By Friday, Britney and her team had enough, sending a strongly worded cease-and-desist to Jamie Lynn, claiming the memoir was “ill-timed” and had “misleading or outrageous claims,” and threatened legal action if she continued speaking about Britney.

“Although Britney has not read and does not intend to read your book, she and millions of her fans were shocked to see how you have exploited her for monetary gain,” the letter from Mathew Rosengart read. “She will not tolerate it, nor should she… Having endured a 13-year conservatorship that stripped her of civil rights and fundamental liberties, Britney will no longer be bullied by her father or anyone else.”

Although Britney has not read and does not intend to read your book, she and millions of her fans were shocked to see how you have exploited her for monetary gain…

Jamie Lynn’s lawyer shot back his own letter, insisting that his client had every right to share her experience and took issue with Britney’s Instagram posts about Jamie Lynn, calling them “vile.”

“Had you taken the time to read the Book prior to sending your Letter, you would know that the Book is not about Britney, but instead about Jamie Lynn’s own experiences growing up in the same family and describing what life for her was like as part of that family,” the letter reads. “In fact, even where Britney is referenced in the Book, she is described as a kind, supportive, and a protective sister, whom Jamie Lynn looked to as a second mother.”

Although there’s been a standstill on both fronts for now, it’s clear that this should have never spilled out into a public forum. What should have been a private dispute has turned into a spectator sport, with the sisters slinging barbs at one another through the press and social media.

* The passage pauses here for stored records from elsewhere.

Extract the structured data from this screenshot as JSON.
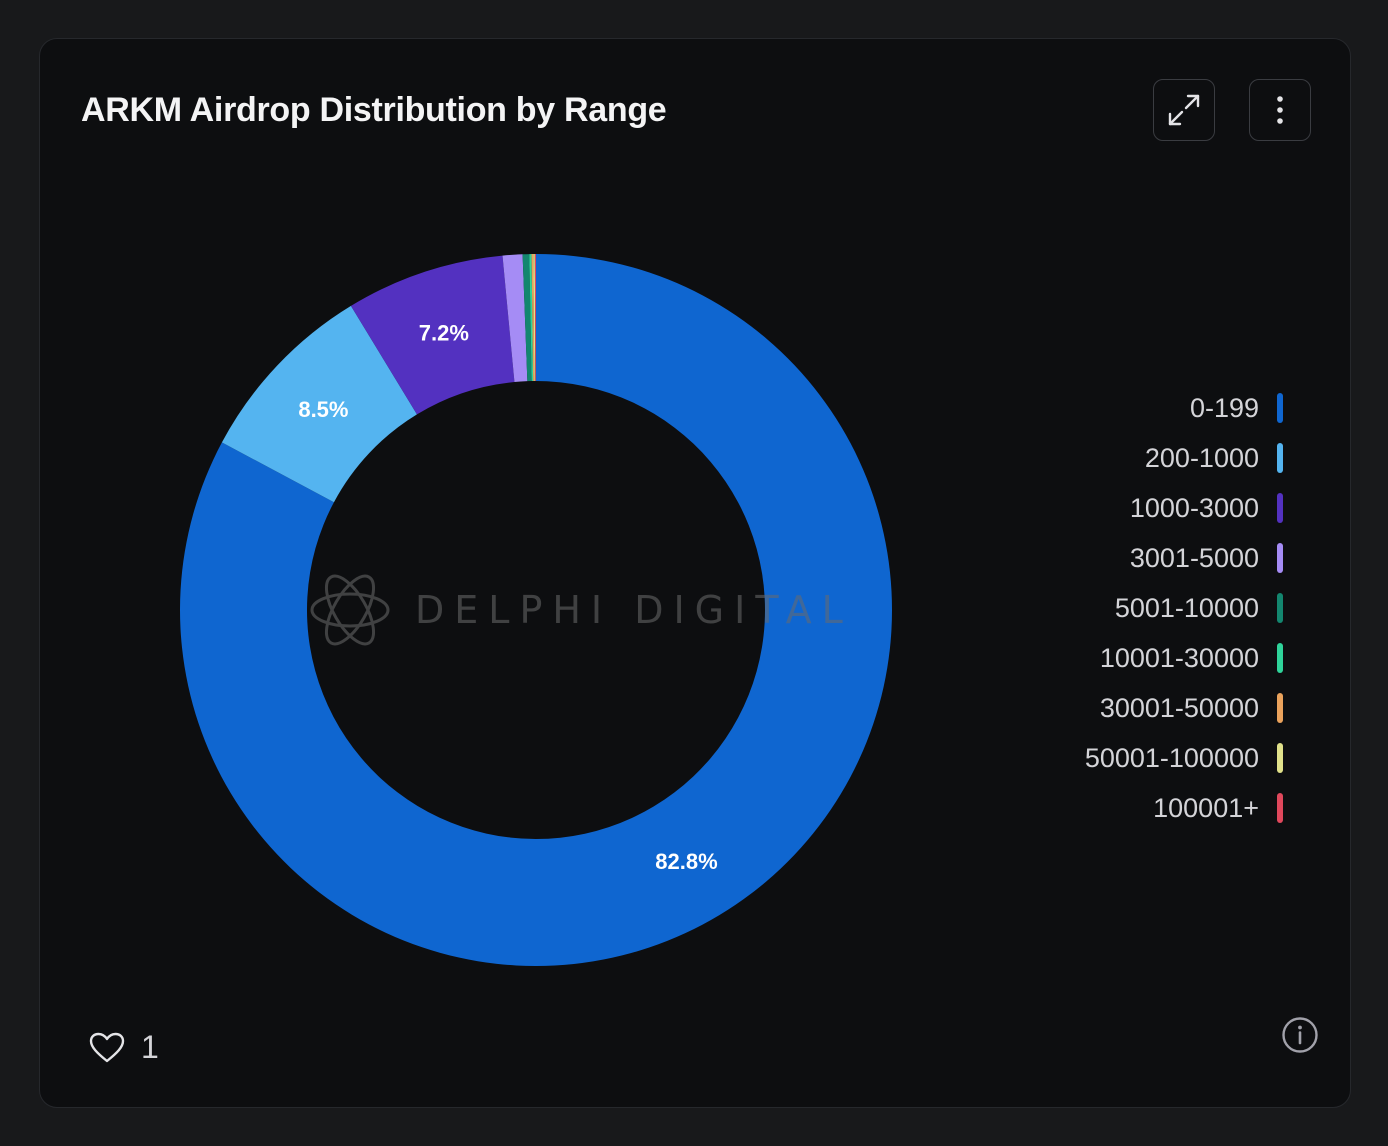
{
  "header": {
    "title": "ARKM Airdrop Distribution by Range"
  },
  "toolbar": {
    "expand_icon": "expand-icon",
    "menu_icon": "more-vertical-icon"
  },
  "watermark": {
    "text": "DELPHI DIGITAL"
  },
  "chart_data": {
    "type": "pie",
    "donut": true,
    "title": "ARKM Airdrop Distribution by Range",
    "legend_position": "right",
    "categories": [
      "0-199",
      "200-1000",
      "1000-3000",
      "3001-5000",
      "5001-10000",
      "10001-30000",
      "30001-50000",
      "50001-100000",
      "100001+"
    ],
    "values": [
      82.8,
      8.5,
      7.2,
      0.9,
      0.3,
      0.1,
      0.08,
      0.07,
      0.05
    ],
    "data_labels": [
      "82.8%",
      "8.5%",
      "7.2%",
      "",
      "",
      "",
      "",
      "",
      ""
    ],
    "colors": [
      "#0f66d0",
      "#54b4f0",
      "#5331c0",
      "#a58cf5",
      "#13866f",
      "#2fd39a",
      "#eaa25c",
      "#e0e08a",
      "#e0485c"
    ]
  },
  "footer": {
    "like_icon": "heart-icon",
    "like_count": "1",
    "info_icon": "info-icon"
  }
}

It’s deeply sad to watch a clearly broken family being further fractured in real time, heightened by the fact that Britney has just regained control of her life on her terms and is being forced to defend herself against another narrative that is not her own.

For Jamie Lynn, who claimed that she has felt overlooked and disregarded her entire life because she’s always been in Britney’s shadow, this week she’s finally had her time in the limelight. And perhaps she’s learned that being front and center is also kind of shitty.